RESET begins with recall - naming what actually happened. 

This step invites principals to describe the leadership moment or challenge as it occurred, without editing, minimizing, or justifying. Recall resists the urge to jump to solutions or self-critique. It asks leaders to stay close to the facts before interpreting them. Recall restores accuracy. 

Extract

From recall, leaders move to extracting the learning. 

Here, principals identify what the moment revealed about themselves, their systems, their teams, or their leadership patterns. This is where insight emerges. Here principals notice what’s working, what’s not working, and what the moment exposed that had previously gone unseen. Extracting learning turns experience into wisdom. 

Stop

RESET, then ask a courageous question: What must stop?

This step names behaviors, patterns, mindsets, and beliefs that are no longer serving the leader, students, and the work. For some principals, this means stopping over-functioning. For others, this means letting go of perfectionism, urgency, or the need to carry everything alone. Stopping is not failure; it is discernment. 

Embed

From there, leaders name what must be embedded. 

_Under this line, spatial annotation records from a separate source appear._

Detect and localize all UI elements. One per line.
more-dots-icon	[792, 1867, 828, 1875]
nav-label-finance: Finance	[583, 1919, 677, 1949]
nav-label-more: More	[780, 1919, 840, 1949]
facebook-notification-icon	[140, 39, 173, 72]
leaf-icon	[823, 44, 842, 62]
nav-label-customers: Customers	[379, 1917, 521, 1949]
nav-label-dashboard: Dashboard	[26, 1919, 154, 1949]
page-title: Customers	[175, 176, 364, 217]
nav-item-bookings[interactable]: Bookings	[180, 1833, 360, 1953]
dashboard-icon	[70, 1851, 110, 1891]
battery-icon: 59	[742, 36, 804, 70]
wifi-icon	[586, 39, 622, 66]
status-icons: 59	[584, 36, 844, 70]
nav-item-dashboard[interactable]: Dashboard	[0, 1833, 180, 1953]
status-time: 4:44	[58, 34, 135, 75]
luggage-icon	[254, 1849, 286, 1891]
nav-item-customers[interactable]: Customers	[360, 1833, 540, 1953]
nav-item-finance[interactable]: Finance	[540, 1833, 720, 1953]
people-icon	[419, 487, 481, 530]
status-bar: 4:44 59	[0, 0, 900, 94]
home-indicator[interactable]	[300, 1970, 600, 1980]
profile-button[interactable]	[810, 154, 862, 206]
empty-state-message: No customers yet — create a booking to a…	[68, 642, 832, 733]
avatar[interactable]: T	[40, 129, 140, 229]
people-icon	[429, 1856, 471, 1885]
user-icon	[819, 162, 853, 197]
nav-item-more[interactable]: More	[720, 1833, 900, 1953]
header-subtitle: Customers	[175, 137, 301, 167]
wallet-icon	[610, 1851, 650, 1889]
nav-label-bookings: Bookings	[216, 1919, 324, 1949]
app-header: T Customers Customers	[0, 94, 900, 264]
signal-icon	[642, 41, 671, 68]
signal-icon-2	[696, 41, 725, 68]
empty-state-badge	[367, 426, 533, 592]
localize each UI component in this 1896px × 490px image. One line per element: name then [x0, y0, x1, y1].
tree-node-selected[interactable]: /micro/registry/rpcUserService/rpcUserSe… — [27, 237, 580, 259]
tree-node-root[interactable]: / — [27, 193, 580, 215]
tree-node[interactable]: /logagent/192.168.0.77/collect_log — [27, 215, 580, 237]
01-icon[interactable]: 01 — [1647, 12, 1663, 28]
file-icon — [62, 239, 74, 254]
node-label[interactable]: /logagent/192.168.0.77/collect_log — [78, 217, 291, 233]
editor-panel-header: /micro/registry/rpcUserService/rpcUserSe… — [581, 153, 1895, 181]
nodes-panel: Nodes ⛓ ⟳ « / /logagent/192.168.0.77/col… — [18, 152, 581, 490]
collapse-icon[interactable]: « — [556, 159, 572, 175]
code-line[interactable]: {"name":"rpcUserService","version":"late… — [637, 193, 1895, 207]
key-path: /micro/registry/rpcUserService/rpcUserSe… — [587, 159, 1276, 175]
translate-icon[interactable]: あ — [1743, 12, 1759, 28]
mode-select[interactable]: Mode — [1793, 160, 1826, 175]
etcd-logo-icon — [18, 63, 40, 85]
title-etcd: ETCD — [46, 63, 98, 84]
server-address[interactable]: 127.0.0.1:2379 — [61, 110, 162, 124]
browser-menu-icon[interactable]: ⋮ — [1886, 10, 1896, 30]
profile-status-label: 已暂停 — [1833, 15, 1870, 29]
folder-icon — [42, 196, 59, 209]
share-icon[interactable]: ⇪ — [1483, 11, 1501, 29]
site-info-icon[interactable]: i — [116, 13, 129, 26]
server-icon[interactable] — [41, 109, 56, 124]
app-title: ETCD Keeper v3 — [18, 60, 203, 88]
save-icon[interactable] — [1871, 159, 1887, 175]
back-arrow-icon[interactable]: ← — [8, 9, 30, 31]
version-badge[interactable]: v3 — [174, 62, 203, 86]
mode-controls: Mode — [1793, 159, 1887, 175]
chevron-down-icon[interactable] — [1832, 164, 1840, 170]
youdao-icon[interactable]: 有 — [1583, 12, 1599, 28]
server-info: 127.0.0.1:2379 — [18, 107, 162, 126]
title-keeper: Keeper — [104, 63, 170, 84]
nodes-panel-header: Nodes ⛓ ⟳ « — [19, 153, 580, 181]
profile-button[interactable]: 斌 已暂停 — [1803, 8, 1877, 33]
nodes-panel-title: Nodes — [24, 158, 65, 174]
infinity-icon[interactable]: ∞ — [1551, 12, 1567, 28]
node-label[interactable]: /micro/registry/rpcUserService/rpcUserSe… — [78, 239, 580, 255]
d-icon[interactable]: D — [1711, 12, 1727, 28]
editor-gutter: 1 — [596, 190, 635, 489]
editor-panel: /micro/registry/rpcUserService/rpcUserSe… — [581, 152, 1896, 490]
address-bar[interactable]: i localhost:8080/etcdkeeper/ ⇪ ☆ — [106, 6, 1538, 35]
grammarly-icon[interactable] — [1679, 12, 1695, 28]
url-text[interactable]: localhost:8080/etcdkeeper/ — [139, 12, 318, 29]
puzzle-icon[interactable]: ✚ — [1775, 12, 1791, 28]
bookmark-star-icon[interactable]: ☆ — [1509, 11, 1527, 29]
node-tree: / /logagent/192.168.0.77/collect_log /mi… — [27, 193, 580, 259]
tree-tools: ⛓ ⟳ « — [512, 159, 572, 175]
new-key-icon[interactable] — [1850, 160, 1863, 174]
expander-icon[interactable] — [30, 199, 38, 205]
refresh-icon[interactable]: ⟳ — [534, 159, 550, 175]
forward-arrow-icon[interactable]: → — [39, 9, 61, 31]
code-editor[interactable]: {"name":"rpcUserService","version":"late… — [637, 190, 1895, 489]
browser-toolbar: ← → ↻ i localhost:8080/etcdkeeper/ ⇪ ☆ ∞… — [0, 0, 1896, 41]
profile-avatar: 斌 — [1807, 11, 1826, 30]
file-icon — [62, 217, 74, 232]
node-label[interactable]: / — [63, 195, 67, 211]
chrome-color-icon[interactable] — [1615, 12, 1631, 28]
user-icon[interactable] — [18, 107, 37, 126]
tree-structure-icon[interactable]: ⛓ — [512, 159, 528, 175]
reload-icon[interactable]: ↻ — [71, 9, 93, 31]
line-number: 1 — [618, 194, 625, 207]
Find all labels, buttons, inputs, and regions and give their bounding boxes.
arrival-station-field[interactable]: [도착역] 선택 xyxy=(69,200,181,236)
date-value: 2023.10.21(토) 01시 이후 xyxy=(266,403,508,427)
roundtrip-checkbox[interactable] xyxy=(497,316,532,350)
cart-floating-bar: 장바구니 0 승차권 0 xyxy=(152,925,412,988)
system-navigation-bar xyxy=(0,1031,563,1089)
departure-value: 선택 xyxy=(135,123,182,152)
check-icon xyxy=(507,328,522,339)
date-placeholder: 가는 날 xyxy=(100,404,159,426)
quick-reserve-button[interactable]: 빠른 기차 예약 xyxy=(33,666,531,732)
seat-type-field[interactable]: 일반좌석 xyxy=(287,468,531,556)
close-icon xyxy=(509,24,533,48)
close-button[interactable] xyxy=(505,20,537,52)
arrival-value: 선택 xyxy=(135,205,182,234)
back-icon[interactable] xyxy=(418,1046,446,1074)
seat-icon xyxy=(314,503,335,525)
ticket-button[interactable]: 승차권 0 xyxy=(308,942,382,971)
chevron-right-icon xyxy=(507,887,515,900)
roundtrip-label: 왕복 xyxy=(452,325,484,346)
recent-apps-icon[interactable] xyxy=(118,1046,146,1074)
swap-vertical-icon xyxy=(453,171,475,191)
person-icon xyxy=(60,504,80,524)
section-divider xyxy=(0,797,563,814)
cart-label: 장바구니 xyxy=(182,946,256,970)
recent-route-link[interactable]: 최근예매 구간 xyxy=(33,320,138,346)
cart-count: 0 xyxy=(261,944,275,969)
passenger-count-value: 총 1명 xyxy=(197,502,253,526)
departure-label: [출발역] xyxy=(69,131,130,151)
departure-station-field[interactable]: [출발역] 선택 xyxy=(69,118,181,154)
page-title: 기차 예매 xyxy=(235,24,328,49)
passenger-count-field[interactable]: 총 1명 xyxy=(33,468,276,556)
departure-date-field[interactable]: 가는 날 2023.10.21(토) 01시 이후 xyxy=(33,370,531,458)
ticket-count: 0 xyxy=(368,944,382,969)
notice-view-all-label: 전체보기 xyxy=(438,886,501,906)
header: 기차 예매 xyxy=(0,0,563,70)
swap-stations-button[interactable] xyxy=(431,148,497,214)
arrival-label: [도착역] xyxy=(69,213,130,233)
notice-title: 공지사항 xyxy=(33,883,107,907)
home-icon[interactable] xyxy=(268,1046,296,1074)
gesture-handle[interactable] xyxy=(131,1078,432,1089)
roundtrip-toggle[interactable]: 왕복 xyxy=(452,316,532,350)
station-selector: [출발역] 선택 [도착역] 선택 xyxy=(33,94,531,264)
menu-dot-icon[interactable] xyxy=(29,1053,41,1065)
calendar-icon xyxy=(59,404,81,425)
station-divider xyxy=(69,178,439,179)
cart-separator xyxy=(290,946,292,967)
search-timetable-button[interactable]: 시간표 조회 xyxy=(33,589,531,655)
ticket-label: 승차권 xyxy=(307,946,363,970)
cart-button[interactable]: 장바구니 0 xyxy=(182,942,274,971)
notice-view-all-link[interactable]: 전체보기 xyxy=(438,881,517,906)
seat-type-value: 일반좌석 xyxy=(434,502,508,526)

This is where reflection becomes design. Principals identify new practices, boundaries, systems, or ways of showing up that need to become consistent. Embedding might look like building in protected thinking time, redistributing leadership, or establishing clearer expectations with staff. Insight without structure will not last. 

Transform

Finally, RESET asks leaders to consider what they should transform as a result. 

Transformation is not abstract. Transformation is practical and observable. Here, leaders name how their decision-making, presence, or leadership posture shifts when they act from clarity instead of urgency. This step helps principals see that small, intentional changes can produce meaningful impact over time. Transformation is not about becoming someone new. It is about leading from a more grounded version of yourself. 

Together, these five moves help principals move from reaction to reflection to intentional action. RESET does not remove the complexity of the role, but it equips leaders to navigate it with greater clarity, alignment, and ultimately, sustainability. 

As we reflect on the moment we’re in, one truth stands out: Black principals are not struggling because they lack commitment or capacity. They are leading in systems that rarely pause to consider sustainability for the ladder. RESET is our response to that reality. It is a disciplined choice to lead with clarity instead of urgency. At BPN, we remain committed to building spaces where Black school leaders are supported not just to persist, but to thrive.